I'm starting to use a lot of Ignition Edge Panel systems in lieu of traditional HMI's, and to keep the cost competitive I need to automate as many parts of the setup as possible - given that a traditional HMI comes basically set up and ready to go out of the box, the engineering time to install and configure a PC is something I need to minimise. I have a batch file which I already use to set up the Windows configuration the way I want it, now I would like to add the "download and install Ignition" bit to it.
I've found the documentation on command line installs which gives me a brief run down and some of the flags I can use.
I've found this forum post which gives details on an additional flag to use to specify Edge edition
And I've found this older forum post which talks about using an options file to specify which modules I want to install.
But I can't find any official documentation on the latter two.
Ultimately what I want to end up with is a script that does the following. Items in standard text I have under control already, I just need to work out the ones in bold:
Downloads the latest version of Ignition
Runs the installer more or less silently (I will probably use a minimal progress bar)
Installs Perspective, Allen-Bradley drivers and the other mission critical modules but nothing else
Selects Edge edition
Configures the firewall
Starts the gateway service
Can anyone help me out with links to documentation I've not been able to find, or more details on things like the options file?
The scripts in a docker image are probably the best resource for the remaining pieces you need. Just be aware that the typical base for such fully-automated installs is Linux, not Windows.
I've not used Docker; I come from an electrical background, not a software one, and I'm the most technical/software-savvy person in my company. We're a small outfit.
And yes, I agree that Linux would be better if it were an option. For reasons unimportant to this question, that's not something I can entertain for most of my applications, unfortunately.
Regardless of where the scripts reside (or what OS I'm running them on), I still need to find the documentation for what I'm trying to do.
I have done all this before, the first thing you do is ditch Windows. Windows doesn't belong on embedded systems, and companies making non-IT people do embedded platform integration with insecure software platform that are not designed for the task is just plain stupid.
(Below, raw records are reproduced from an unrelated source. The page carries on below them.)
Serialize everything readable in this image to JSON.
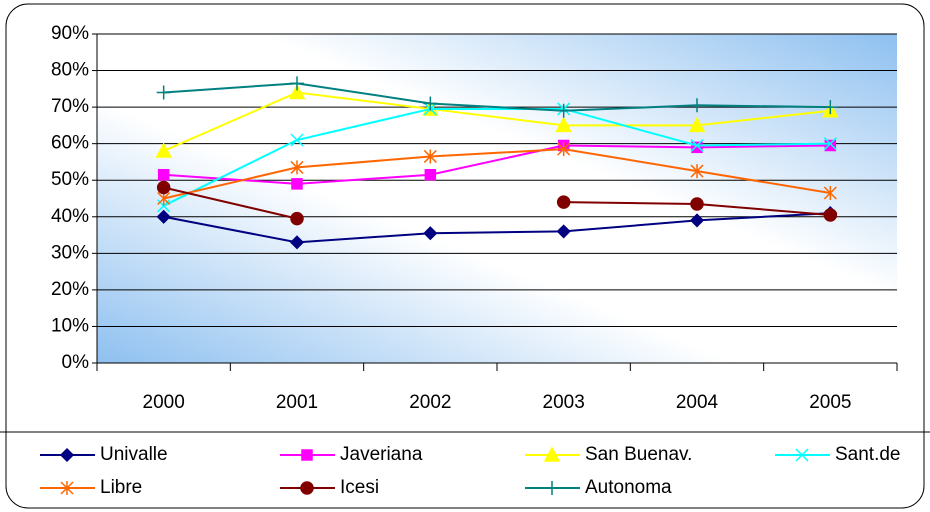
{
  "chart_data": {
    "type": "line",
    "categories": [
      "2000",
      "2001",
      "2002",
      "2003",
      "2004",
      "2005"
    ],
    "series": [
      {
        "name": "Univalle",
        "color": "#000080",
        "marker": "diamond",
        "values": [
          40,
          33,
          35.5,
          36,
          39,
          41
        ]
      },
      {
        "name": "Javeriana",
        "color": "#ff00ff",
        "marker": "square",
        "values": [
          51.5,
          49,
          51.5,
          59.5,
          59,
          59.5
        ]
      },
      {
        "name": "San Buenav.",
        "color": "#ffff00",
        "marker": "triangle",
        "values": [
          58,
          74,
          69.5,
          65,
          65,
          69
        ]
      },
      {
        "name": "Sant.de",
        "color": "#00ffff",
        "marker": "x",
        "values": [
          43,
          61,
          69.5,
          69.5,
          59.5,
          60
        ]
      },
      {
        "name": "Libre",
        "color": "#ff6600",
        "marker": "asterisk",
        "values": [
          45,
          53.5,
          56.5,
          58.5,
          52.5,
          46.5
        ]
      },
      {
        "name": "Icesi",
        "color": "#800000",
        "marker": "circle",
        "values": [
          48,
          39.5,
          null,
          44,
          43.5,
          40.5
        ]
      },
      {
        "name": "Autonoma",
        "color": "#008080",
        "marker": "plus",
        "values": [
          74,
          76.5,
          71,
          69,
          70.5,
          70
        ]
      }
    ],
    "ylim": [
      0,
      90
    ],
    "yticks": [
      {
        "value": 0,
        "label": "0%"
      },
      {
        "value": 10,
        "label": "10%"
      },
      {
        "value": 20,
        "label": "20%"
      },
      {
        "value": 30,
        "label": "30%"
      },
      {
        "value": 40,
        "label": "40%"
      },
      {
        "value": 50,
        "label": "50%"
      },
      {
        "value": 60,
        "label": "60%"
      },
      {
        "value": 70,
        "label": "70%"
      },
      {
        "value": 80,
        "label": "80%"
      },
      {
        "value": 90,
        "label": "90%"
      }
    ],
    "grid": true,
    "legend": "bottom"
  }
}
I didn't say to use docker, but that its scripts are your best resource for finding the stuff you need. Whatever platform you do.
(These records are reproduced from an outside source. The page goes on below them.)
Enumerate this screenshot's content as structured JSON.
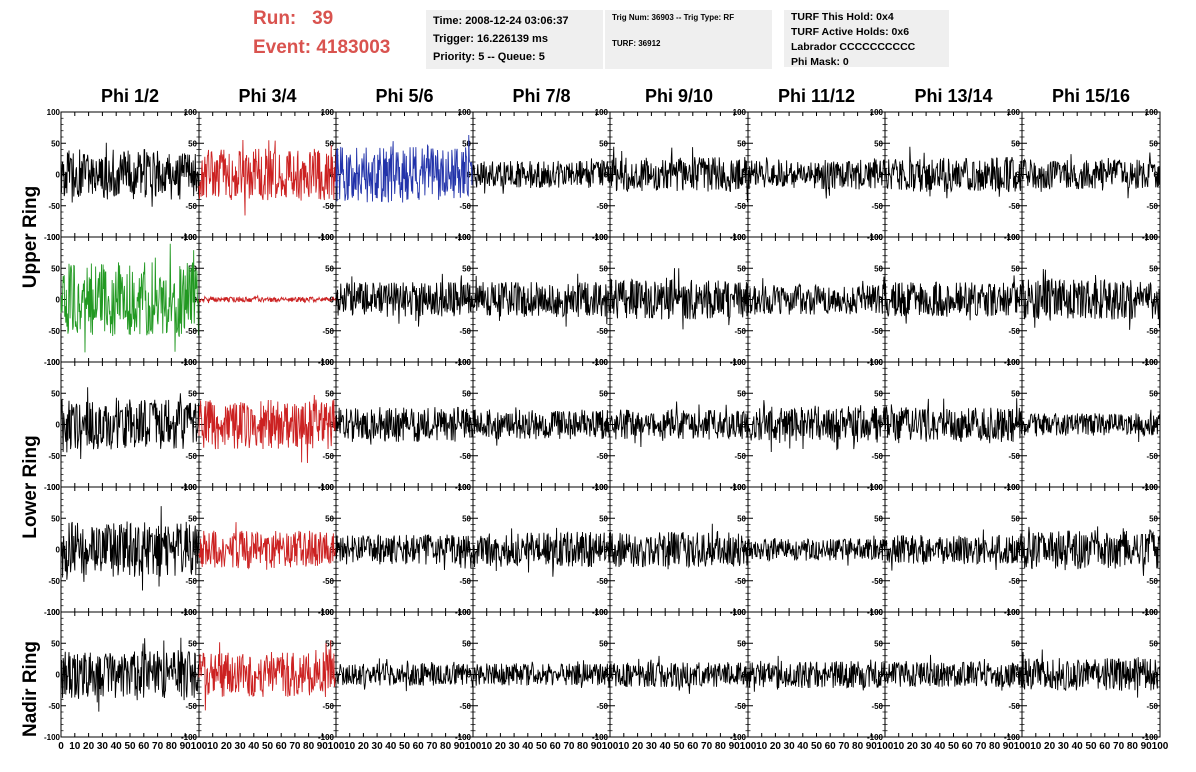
{
  "header": {
    "run_label": "Run:",
    "run_value": "39",
    "event_label": "Event:",
    "event_value": "4183003",
    "run_color": "#d9534f"
  },
  "info_time": {
    "time": "Time: 2008-12-24 03:06:37",
    "trigger": "Trigger: 16.226139 ms",
    "priority": "Priority: 5 -- Queue: 5"
  },
  "info_trig": {
    "trig": "Trig Num: 36903 -- Trig Type: RF",
    "turf": "TURF: 36912"
  },
  "info_turf": {
    "this_hold": "TURF This Hold: 0x4",
    "active_holds": "TURF Active Holds: 0x6",
    "labrador": "Labrador CCCCCCCCCC",
    "phi_mask": "Phi Mask: 0"
  },
  "phi_labels": [
    "Phi 1/2",
    "Phi 3/4",
    "Phi 5/6",
    "Phi 7/8",
    "Phi 9/10",
    "Phi 11/12",
    "Phi 13/14",
    "Phi 15/16"
  ],
  "ring_labels": {
    "upper": "Upper Ring",
    "lower": "Lower Ring",
    "nadir": "Nadir Ring"
  },
  "chart_data": {
    "type": "line",
    "x_ticks": [
      0,
      10,
      20,
      30,
      40,
      50,
      60,
      70,
      80,
      90,
      100
    ],
    "y_ticks": [
      -100,
      -50,
      0,
      50,
      100
    ],
    "xlim": [
      0,
      100
    ],
    "ylim": [
      -100,
      100
    ],
    "rows": 5,
    "cols": 8,
    "colors": {
      "default": "#000000",
      "red": "#cc2222",
      "blue": "#2233aa",
      "green": "#229922"
    },
    "panels": [
      [
        {
          "color": "default",
          "amp": 40
        },
        {
          "color": "red",
          "amp": 42
        },
        {
          "color": "blue",
          "amp": 45
        },
        {
          "color": "default",
          "amp": 22
        },
        {
          "color": "default",
          "amp": 28
        },
        {
          "color": "default",
          "amp": 24
        },
        {
          "color": "default",
          "amp": 28
        },
        {
          "color": "default",
          "amp": 24
        }
      ],
      [
        {
          "color": "green",
          "amp": 60
        },
        {
          "color": "red",
          "amp": 4
        },
        {
          "color": "default",
          "amp": 28
        },
        {
          "color": "default",
          "amp": 28
        },
        {
          "color": "default",
          "amp": 32
        },
        {
          "color": "default",
          "amp": 24
        },
        {
          "color": "default",
          "amp": 28
        },
        {
          "color": "default",
          "amp": 32
        }
      ],
      [
        {
          "color": "default",
          "amp": 40
        },
        {
          "color": "red",
          "amp": 40
        },
        {
          "color": "default",
          "amp": 28
        },
        {
          "color": "default",
          "amp": 24
        },
        {
          "color": "default",
          "amp": 24
        },
        {
          "color": "default",
          "amp": 30
        },
        {
          "color": "default",
          "amp": 28
        },
        {
          "color": "default",
          "amp": 18
        }
      ],
      [
        {
          "color": "default",
          "amp": 45
        },
        {
          "color": "red",
          "amp": 30
        },
        {
          "color": "default",
          "amp": 24
        },
        {
          "color": "default",
          "amp": 28
        },
        {
          "color": "default",
          "amp": 28
        },
        {
          "color": "default",
          "amp": 18
        },
        {
          "color": "default",
          "amp": 24
        },
        {
          "color": "default",
          "amp": 32
        }
      ],
      [
        {
          "color": "default",
          "amp": 38
        },
        {
          "color": "red",
          "amp": 36
        },
        {
          "color": "default",
          "amp": 18
        },
        {
          "color": "default",
          "amp": 18
        },
        {
          "color": "default",
          "amp": 20
        },
        {
          "color": "default",
          "amp": 22
        },
        {
          "color": "default",
          "amp": 20
        },
        {
          "color": "default",
          "amp": 26
        }
      ]
    ]
  }
}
That makes using Linux even more important, as your odds of producing a reliable, secure system goes way up. If you don't have a huge IT department creating your custom Windows deployment tools, and maintaining security on whatever you end up with, you are [expletive]ed.
Strongly disagree. If you cannot do this properly (and it sounds like you cannot), consider hiring an outside provider to help.
Not everything is formally documented. The docker implementations are effectively documentation, as Linux bash scripts are human-readable.